В последние годы в области исследования инсайтного решения задач ученые часто обнаруживали взаимосвязь инсайтного решения и эмоций (как позитивно, так и негативно окрашенных) (Isen, Daubman, Nowicki, 1987; Kaufmann, Vosburg, 1997; Люсин, 2011). Однако, несмотря на активные исследования по данной тематике, такой вид негативных эмоций, как фрустрация, остался малоисследованным в контексте решения задач. Между тем фрустрация может оказывать большое влияние на решение задач: зафиксированы случаи, когда отрицательные эмоции помогают в решении задач «выйти за рамки» структуры заранее заданного решения, что является важной частью решения творческой задачи (Нюттен, 2004). Также фрустрация может быть одним из этапов в решении задачи: как отрицательная эмоция, она может «отсеивать» неверные решения. Такая функция фрустрации может помочь не только в «забывании» непродуктивного решения, но и в поиске более подходящего варианта (по контрасту с положительными эмоциями от более удачного ответа).

В инсайтных задачах одним из ключевых этапов в решении является состояние «тупика». На этом этапе происходит осознание неправильности стандартных подходов к решению задачи, но функционального решения еще нет. «Тупик», таким образом, способствует возникновению состояния фрустрации.

Но эмоции в процессе решения есть не только в момент «тупика». Весь процесс решения сопровождается интеллектуальными эмоциями (Васильев, Поплужный, Тихомиров, 1980). В стадии первичного обследования задачи эмоции связаны с процессами целеобразования (подцели). На стадии формирования конкретных попыток эмоции взаимодействуют с реализацией способов решения, здесь активны интеллектуальные эмоции успеха/неудачи. После того как решатель попал в состояние «тупика», появляется состояние фрустрации. В момент нахождения функционального решения – эмоция предвосхищения и инсайт, после – эмоции связаны с реализацией функционального решения.

Исходя из этой идеи, нами были выдвинуты две гипотезы.

Гипотеза № 1: В инсайтных задачах в момент тупика присутствует состояние фрустрации.

Гипотеза № 2: Чем ярче выражено состояние фрустрации, тем ярче будет выражена эмоция инсайта после нахождения верного решения задачи.

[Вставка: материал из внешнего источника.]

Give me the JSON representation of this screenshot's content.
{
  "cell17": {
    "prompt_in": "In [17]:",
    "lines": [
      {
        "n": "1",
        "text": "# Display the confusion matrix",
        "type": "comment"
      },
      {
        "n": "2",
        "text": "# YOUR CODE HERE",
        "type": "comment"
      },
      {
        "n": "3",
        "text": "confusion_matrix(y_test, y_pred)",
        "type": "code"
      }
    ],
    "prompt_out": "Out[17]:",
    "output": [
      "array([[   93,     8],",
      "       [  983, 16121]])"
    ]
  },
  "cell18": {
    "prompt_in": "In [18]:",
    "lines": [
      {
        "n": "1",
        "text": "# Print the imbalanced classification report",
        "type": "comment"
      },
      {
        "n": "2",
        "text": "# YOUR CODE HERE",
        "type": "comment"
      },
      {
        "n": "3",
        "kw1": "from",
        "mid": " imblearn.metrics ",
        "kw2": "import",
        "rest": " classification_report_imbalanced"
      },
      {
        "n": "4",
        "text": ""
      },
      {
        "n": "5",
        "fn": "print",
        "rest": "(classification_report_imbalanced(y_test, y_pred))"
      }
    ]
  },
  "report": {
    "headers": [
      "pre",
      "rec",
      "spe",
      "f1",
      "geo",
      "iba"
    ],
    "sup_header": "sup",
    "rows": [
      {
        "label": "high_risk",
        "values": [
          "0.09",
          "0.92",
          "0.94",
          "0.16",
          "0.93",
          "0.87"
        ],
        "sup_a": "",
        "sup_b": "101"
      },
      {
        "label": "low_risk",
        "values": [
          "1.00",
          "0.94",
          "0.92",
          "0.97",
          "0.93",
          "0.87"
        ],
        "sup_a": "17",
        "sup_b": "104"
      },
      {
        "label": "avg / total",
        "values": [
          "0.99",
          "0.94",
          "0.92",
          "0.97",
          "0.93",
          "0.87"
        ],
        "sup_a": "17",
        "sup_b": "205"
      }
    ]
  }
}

В нашем исследовании приняли участие 30 чел. (М=20,27; σ=0,89), студенты разных учебных заведений. В ходе эксперимента испытуемым было необходимо решать инсайтные и алгоритмизированные задачи (по 4 задачи от каждого вида), оценивая свои шансы на успешное решение на разных этапах эксперимента (сразу после прочтения задачи, до момента взятия подсказки (т. е. в момент «тупика») и после решения задачи). Таким образом, независимыми переменными у нас были инсайтные и алгоритмизированные задачи. Зависимыми переменными были оценки успешности своего решения по 10-балльной шкале на всех выделенных нами этапах решения (от 1 – «не решу точно» до 10 – «задача легкая, точно решу»); оценки после решения задачи по критериям внезапности решения, неожиданности, эмоциональности решения (также по 10-балльной шкале – «сложная – легкая задача», «внезапное – поэтапное решение», «неожиданное – ожидаемое решение»). Данные были обработаны с помощью двухфакторного дисперсионного анализа (ANOVA), коэффициента корреляции Спирмена, Т-критерия Вилкоксона.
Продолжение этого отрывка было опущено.